I was little when we lost our first farm to development. It was a field we rented a couple miles down the road from the home farm. It wasn’t the highest yielding land, and certainly not the biggest field. But we were all upset because it felt like such a waste.
We had cleaned it up, taken care of it, and invested in it for a number of years.The landowner could get more money selling it to a developer though, so that’s what he did. Even after all those years, every time I drive past I remember.
But developing farmland is actually pretty common.
According to American Farmland Trust, the numbers are staggering. New development occurs on farmland 62% of the time. Between 1992 and 2012, the United States lost nearly 31 million acres of farmland. That amounts to 175 acres every single hour, or 3 acres every minute. Worst yet, 11 million of those acres were among some of the best farmland in the nation, classified as the most productive, most versatile, and most resilient land.

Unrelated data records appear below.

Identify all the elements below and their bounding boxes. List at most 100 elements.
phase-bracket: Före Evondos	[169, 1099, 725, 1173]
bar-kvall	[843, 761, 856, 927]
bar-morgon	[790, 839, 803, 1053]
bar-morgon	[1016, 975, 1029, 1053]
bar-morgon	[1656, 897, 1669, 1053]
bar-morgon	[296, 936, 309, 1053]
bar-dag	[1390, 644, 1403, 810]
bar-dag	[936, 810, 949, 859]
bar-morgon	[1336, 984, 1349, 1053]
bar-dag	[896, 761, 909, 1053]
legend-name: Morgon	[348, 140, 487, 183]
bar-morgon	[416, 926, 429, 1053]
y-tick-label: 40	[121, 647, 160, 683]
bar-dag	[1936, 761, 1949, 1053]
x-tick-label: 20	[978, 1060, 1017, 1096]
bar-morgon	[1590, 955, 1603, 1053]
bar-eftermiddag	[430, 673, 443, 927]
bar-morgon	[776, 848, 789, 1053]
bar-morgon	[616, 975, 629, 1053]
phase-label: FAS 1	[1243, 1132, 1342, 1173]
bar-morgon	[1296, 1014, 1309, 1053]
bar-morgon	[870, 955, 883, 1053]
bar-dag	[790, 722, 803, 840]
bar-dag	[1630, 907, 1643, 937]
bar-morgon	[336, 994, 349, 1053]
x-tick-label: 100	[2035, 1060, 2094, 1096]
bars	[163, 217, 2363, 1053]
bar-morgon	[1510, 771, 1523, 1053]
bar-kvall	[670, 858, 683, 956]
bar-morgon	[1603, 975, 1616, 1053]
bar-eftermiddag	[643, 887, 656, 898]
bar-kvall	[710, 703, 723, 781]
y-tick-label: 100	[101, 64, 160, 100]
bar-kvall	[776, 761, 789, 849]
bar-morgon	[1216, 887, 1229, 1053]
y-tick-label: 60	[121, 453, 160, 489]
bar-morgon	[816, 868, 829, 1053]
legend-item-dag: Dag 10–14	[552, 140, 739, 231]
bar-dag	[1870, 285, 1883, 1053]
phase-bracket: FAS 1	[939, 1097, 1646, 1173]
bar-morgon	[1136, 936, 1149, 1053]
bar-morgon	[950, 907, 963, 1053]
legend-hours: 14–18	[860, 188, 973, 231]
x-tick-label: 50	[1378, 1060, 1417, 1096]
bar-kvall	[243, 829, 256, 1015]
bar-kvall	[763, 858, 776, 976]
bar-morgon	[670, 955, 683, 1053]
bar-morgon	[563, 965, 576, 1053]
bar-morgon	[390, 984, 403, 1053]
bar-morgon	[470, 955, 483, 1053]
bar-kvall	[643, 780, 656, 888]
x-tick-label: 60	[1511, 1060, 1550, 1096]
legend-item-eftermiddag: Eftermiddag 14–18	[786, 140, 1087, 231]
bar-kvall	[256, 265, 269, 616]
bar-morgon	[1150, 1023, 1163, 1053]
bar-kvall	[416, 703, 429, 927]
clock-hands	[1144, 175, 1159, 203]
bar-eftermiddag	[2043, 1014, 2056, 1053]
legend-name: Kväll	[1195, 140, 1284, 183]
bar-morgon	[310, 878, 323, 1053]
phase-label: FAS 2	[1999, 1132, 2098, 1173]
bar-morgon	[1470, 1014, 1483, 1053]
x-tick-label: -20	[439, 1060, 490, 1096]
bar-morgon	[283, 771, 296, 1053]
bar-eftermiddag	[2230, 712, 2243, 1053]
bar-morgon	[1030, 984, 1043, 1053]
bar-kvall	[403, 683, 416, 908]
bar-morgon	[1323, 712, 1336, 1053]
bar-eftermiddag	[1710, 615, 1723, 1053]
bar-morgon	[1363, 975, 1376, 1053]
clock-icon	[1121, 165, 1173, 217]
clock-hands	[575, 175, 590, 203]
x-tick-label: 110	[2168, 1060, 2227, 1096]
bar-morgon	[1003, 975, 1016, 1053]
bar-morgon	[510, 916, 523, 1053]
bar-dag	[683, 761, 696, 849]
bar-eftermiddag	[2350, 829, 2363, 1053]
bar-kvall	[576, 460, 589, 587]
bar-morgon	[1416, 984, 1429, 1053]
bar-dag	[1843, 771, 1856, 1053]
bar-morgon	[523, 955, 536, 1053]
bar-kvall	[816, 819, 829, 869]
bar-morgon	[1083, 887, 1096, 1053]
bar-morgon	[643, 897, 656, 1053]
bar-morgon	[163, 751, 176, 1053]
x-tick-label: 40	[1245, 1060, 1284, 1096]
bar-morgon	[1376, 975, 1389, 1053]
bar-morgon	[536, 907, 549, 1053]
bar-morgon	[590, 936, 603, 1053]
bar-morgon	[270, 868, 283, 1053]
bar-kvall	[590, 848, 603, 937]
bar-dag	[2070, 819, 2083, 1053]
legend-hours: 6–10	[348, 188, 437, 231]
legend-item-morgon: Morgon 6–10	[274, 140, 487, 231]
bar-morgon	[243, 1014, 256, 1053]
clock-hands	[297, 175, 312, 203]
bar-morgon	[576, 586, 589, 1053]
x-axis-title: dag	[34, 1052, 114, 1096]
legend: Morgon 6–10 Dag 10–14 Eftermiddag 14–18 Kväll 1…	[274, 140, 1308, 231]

Once farmland is developed, it can’t be undone.
Of course, when I was looking for my new house I wasn’t even thinking about urban sprawl. It was a tough market for buyers, so I was super excited to find a newer house out in the country. I knew I would feel comfortable there. I knew Mischa would feel comfortable there. I enjoyed that we had a corn field as a neighbor.
It wasn’t until after I moved in that I realized our subdivision was likely a former field. My suspicion was confirmed when I met a friend from the area. Her grandma lives in the first house next to the subdivision, and her mom remembers picking strawberries where my house now stands.
Being on the other side of this equation gives me a little bit more perspective.
I love my house. I wouldn’t give it up or wish that the farmland was never developed. While we should be concerned about urban sprawl and losing high quality farms, we also have to balance that with the fact that people need housing. We can’t expect that everyone not living on a farm is going to live in high rises or closer to the city.
But I would still die inside if our farm was ever developed.
So the answer lies in some of the tools we have available to protect our precious farmland. Conservation easements, for example, allow farmers to essentially “sell” the development rights to the property back to the government. And our zoning laws should work to protect the most productive farmland, while developing less protective areas. We can also find new ways to incentivize keeping land from being developed.
After all, no farms, no food.
Marilyn Kloeppel says
I grew up on a farm 40 miles outside of Chicago…10-15 miles from County Seats on the east and west and 2 miles outside a town of 200 folks. Went back a few years ago to discover a Macy’s distribution center on the back 80, the old family place across the road which had a barn on the national register crumbling, and houses on what had been good farm land. I can’t ever go back again. It broke my heart.
MGT says
I recently visited my hometown where a lot of what used to be farmland has been turned to subdivisions. I overheard one man saying that it broke his heart to see all that good soil covered in concrete and asphalt. My dad sold his land to a university that uses it for agricultural research, so hopefully it will be farm land for a long time. I’m sure he could have made a lot of money having it developed instead, but he didn’t feel like it would be right. The farm originally belonged to my great great grandfather.
Dennis Laughton says
Urbanization is the greatest destroyer of top quality farmland. In the time of 3 generations our family lost 2 farms. If you don’t sell they just tax you out of business.